DU BOIS, JOHN BROWN,
AND BLACK RESISTANCE
Amid the empty rhetoric and commercialized hype over the millennium, we risked missing an anniversary of tremendous significance. The year 2000 marked the 200th anniversary of John Brown's birth. In his magnificent 1909 biography of Brown, the great African American scholar and activist W. E. B. Du Bois perfectly set the grand and workaday context of Brown's birth and of Brown's greatness: “Just at the close of the eighteenth century, first in Philadelphia and then in New York, small groups of [free Blacks] withdrew from white churches and established churches of their own, which still have millions of adherents.

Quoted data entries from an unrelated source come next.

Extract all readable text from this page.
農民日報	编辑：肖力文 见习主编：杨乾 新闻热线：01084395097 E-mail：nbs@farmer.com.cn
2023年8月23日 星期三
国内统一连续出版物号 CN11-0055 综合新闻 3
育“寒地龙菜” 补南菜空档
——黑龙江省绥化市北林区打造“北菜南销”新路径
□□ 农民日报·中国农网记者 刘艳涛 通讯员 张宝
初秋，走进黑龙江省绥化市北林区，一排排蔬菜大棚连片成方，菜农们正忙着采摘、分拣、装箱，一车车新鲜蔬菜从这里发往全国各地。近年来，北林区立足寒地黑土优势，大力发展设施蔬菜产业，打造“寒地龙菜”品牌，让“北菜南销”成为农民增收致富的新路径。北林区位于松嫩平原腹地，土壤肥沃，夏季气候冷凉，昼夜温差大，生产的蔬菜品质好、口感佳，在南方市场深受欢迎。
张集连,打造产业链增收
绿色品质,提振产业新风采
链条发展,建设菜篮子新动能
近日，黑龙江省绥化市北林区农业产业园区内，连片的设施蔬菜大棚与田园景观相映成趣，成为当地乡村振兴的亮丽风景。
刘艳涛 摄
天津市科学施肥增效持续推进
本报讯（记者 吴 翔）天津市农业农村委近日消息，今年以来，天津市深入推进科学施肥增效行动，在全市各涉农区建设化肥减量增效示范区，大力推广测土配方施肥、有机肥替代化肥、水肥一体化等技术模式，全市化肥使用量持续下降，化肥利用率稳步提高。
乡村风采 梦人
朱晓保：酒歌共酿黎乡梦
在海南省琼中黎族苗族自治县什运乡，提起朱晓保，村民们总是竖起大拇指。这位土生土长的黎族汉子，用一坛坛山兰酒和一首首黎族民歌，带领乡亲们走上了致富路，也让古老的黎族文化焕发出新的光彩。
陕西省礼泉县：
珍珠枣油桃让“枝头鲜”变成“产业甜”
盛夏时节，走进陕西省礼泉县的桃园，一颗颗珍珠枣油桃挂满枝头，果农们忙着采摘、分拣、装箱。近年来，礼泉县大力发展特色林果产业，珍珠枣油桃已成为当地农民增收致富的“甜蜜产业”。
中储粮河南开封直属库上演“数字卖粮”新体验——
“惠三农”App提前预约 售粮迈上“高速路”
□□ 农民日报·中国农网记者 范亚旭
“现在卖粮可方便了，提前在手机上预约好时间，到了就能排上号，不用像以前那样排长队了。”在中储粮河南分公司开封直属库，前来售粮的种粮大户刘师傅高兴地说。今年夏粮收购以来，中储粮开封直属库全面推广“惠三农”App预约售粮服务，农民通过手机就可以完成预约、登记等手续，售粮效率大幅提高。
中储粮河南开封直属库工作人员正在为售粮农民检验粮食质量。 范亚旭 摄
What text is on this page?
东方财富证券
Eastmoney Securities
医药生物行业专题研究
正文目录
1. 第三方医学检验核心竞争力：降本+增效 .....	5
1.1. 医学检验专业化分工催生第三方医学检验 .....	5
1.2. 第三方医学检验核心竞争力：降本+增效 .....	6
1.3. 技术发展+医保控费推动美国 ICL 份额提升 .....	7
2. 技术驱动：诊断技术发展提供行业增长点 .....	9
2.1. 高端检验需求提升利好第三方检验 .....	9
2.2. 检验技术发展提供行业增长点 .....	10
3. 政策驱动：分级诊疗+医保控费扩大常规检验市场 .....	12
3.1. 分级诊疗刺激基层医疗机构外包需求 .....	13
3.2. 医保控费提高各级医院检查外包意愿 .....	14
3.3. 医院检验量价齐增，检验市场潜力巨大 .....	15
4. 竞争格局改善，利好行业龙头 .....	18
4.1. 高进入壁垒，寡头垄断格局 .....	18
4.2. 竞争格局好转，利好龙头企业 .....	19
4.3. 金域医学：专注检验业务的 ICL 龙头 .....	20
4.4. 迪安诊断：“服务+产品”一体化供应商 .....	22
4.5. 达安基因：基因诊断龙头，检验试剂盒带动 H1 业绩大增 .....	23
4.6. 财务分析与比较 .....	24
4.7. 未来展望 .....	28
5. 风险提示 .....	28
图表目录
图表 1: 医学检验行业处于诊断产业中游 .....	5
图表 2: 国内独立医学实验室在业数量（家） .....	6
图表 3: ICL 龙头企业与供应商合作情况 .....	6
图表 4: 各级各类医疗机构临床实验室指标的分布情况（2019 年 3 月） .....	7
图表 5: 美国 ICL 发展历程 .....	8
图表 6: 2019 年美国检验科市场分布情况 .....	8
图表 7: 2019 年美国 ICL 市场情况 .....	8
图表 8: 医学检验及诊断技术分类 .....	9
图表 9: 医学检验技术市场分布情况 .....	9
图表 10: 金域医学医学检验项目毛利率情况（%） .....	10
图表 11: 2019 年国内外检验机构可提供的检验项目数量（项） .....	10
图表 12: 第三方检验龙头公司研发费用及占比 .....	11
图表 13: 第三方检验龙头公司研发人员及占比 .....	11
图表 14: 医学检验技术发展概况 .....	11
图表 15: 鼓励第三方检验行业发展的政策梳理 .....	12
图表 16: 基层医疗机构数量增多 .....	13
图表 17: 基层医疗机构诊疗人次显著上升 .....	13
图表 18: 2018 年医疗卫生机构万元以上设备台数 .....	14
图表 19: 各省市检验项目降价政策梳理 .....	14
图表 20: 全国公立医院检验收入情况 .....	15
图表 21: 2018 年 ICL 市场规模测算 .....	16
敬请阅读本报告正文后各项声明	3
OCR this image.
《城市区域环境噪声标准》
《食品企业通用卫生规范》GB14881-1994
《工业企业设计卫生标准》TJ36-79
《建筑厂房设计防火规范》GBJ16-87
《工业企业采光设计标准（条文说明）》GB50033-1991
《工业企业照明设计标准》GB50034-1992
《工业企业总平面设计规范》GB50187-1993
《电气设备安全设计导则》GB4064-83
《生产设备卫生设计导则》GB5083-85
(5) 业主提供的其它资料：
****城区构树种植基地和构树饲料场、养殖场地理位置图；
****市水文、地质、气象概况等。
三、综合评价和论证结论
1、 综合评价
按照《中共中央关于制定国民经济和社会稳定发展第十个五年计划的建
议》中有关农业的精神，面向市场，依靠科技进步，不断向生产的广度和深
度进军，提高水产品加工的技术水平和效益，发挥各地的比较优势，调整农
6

In the year of John Brown's birth, 1800, Gabriel planned his formidable uprising in Virginia. ” In Black Thunder, Arna Bontemps's remarkable novel on Gabriel's Rebellion, 1800 became the year that would “positively let no Virginian sleep. ” Herbert Aptheker, following Du Bois, has pronounced 1800 probably “the most fateful year in the history of American Negro slave revolts …, ” emphasizing that it saw the birth of Nat Turner as well as of Brown and that Denmark Vesey, a third great strategist of revolt, bought his freedom at that time with lottery winnings. Indeed, as Douglas Egerton's recent study of Vesey reminds us, it was precisely the first moment of 1800 when Vesey drew his first free breath. Twenty-two years later, Du Bois wrote, Vesey would go “grimly to the scaffold, after one of the shrewdest Negro plots ever to frighten the South into hysterics. ” In 1859 Brown himself would plot a daring raid on the federal arsenal town of Harpers Ferry, Virginia, hoping to generate a vast freedom movement by slaves.